☛ Want the latest procurement and supply chain news delivered straight to your inbox? Sign up for the Supply Management Daily
27 January 2013 | Rebecca Ellinor
Massmart in South Africa has benefited from the sourcing and store-opening expertise of parent company Walmart, according to Walmart International’s CFO.
Cathy Smith, senior vice president of strategy and chief financial officer for Walmart International, was speaking at The Economist CFO Summit in London this month.
Presenting a case study on ‘managing the complexity for growth’, Smith touched on developments that have occurred since Walmart acquired the majority stake in the retailer last year.
She said: “When we met with the leadership team there they said ‘what do we get from Walmart? We run a pretty good business here in South Africa without you guys.’ But what they learned after about 18 months of being part of Walmart is there’s a lot of leverage opportunities.
“There are the obvious ones around scale of purchasing but there are also a lot of less obvious ones. For example, we know how to open up a certain format of hypermarket very well, we’ve got that down to a science and if we can share that you don’t have to relearn those things. Clearly our knowledge around sourcing is something we bring to the table.”

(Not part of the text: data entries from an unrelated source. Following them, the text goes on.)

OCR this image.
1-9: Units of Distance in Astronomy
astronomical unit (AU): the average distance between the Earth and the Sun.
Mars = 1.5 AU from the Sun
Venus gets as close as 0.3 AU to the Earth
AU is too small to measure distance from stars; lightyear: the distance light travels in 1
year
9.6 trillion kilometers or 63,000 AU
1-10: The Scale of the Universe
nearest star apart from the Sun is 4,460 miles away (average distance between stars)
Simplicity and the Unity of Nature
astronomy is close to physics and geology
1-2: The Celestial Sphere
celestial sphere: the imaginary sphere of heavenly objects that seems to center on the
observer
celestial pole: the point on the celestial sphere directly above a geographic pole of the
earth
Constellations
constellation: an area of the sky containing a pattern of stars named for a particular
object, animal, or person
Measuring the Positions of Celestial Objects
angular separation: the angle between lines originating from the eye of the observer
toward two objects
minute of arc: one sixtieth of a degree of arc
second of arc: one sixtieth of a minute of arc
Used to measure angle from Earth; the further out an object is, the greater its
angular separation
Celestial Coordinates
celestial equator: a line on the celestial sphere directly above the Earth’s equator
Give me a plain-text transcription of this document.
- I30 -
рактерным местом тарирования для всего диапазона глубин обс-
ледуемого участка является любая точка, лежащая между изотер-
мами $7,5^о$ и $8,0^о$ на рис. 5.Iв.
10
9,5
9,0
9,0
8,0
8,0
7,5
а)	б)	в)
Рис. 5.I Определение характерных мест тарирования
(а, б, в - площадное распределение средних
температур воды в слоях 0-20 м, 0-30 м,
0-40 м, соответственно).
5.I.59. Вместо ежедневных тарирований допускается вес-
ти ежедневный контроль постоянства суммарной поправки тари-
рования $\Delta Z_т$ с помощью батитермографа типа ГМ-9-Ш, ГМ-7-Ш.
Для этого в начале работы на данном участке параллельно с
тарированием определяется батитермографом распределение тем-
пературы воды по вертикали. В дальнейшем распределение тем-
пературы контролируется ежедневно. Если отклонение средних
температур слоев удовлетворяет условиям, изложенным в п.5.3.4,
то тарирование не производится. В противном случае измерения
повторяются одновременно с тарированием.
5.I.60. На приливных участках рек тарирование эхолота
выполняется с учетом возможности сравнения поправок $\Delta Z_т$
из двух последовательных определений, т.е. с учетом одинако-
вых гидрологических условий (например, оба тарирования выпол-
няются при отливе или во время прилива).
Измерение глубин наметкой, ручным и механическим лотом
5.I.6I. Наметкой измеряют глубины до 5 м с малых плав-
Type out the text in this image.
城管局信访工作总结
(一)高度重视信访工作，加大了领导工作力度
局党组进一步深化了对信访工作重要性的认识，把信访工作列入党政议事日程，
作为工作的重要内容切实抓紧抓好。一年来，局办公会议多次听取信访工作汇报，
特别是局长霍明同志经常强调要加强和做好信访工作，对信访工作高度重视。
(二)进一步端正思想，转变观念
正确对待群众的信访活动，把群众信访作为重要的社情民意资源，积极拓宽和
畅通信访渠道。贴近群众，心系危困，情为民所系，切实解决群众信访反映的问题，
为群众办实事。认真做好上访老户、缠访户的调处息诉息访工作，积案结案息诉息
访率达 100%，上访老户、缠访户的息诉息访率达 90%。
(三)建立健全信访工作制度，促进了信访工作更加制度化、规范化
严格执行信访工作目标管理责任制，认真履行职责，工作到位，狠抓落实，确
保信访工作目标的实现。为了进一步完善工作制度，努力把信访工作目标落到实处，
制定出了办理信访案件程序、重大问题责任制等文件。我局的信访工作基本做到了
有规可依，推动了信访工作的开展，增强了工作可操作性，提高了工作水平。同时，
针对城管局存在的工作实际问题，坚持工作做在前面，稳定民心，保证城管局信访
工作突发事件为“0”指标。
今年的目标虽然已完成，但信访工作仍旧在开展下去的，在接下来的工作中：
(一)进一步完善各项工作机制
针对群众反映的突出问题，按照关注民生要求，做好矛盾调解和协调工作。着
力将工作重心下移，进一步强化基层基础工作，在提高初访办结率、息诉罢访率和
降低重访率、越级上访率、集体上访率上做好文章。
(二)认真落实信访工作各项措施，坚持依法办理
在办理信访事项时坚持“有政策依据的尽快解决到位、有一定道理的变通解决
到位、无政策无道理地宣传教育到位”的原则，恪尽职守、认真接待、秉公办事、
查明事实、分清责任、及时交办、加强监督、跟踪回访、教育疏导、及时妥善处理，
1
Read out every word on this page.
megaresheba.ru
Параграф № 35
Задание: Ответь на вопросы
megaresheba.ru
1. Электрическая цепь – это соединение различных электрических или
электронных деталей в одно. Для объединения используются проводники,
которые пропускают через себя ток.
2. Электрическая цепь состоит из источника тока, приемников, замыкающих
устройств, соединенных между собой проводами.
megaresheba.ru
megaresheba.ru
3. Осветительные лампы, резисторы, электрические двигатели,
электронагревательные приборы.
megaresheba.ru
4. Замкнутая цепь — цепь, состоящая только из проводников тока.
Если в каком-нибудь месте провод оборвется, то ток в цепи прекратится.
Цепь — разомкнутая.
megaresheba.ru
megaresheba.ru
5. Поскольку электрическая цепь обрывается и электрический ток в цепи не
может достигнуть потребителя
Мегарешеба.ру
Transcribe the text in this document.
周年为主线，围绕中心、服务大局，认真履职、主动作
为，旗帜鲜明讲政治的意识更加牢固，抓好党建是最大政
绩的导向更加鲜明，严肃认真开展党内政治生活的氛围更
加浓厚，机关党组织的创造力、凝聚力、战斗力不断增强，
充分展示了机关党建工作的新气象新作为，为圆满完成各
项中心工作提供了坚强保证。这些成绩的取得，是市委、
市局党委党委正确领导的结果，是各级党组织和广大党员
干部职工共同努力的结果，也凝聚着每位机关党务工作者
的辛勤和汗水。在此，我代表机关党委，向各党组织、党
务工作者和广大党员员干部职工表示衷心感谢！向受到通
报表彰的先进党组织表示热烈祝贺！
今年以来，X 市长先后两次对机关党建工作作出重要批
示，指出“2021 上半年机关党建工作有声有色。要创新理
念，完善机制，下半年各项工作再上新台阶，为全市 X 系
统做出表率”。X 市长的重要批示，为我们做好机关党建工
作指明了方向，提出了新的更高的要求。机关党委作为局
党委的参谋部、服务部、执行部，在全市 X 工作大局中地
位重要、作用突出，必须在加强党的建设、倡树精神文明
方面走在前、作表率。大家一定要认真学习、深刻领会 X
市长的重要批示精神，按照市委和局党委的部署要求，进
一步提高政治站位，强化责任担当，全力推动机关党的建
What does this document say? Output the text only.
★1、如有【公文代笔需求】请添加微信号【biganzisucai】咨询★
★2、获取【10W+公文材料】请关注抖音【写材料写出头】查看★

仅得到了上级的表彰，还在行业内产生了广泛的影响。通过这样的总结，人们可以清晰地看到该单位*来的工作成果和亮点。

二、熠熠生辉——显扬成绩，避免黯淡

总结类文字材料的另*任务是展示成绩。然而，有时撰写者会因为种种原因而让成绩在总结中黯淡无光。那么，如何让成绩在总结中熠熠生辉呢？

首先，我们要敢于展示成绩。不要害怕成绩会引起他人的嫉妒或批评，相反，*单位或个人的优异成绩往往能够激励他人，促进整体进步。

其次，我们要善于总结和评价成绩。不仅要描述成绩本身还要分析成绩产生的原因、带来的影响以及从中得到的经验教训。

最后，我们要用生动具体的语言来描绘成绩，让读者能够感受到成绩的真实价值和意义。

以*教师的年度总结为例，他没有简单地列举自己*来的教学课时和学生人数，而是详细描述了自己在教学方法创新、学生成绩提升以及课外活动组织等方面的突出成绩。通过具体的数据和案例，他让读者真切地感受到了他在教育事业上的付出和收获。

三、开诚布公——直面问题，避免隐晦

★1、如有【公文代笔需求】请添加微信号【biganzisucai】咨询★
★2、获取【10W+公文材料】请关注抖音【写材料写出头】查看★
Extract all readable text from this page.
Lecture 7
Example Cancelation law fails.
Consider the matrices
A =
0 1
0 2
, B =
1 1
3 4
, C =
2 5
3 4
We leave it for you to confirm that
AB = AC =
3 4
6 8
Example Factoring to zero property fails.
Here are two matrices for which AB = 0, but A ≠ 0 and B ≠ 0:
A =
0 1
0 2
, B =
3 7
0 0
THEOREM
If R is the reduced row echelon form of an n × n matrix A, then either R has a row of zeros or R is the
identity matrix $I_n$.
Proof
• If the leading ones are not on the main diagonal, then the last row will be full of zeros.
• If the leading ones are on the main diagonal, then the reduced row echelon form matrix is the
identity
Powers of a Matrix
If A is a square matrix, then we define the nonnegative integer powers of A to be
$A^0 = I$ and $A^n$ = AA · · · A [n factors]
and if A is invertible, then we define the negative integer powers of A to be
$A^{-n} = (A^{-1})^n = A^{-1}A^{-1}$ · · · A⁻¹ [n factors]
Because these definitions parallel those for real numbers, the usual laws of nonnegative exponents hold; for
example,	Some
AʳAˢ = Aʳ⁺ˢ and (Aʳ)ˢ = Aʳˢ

The deal was approved in March last year when the South African Competition Appeal Court determined that the benefits to consumers from the takeover of retailer Massmart by Walmart outweighed the potentially negative effects on local manufacturers. The South Africa Commercial, Caterers and Allied Workers Union had tried to prevent the deal from going ahead fearing it would shift purchasing away from local manufacturers in favour of lower cost products from China, damaging the local economy. But ruling on this point, the judges concluded the consumer benefits were as compelling, despite the potential damage to local producers and workers.
Smith said the company mantra was to help people save money to live better lives and, as such, it had worked hard to move all its businesses to ‘every day low price’. “That means no gimmicks, it truly is every day low price. But not all markets can get there over-night, you have to have the lowest cost structure to have the lowest price structure for our customers. So every one of our markets is moving down this path and it’s a very methodical path.”
Asked how the company streamlines its supply chain, Smith said they source about 70 per cent in every local market so it’s probably not as streamlined as people think but there is a lot of support there.
In May, sustainability expert, Kevin James, CEO of consultancy Global Carbon Exchange, told delegates at the CIPS Pan Africa Conference that he believed the merger had been a beneficial development in relation to local sourcing. In August, Massmart launched a local procurement initiative that it hopes will attract 1,500 farmers of fresh produce over the next five years.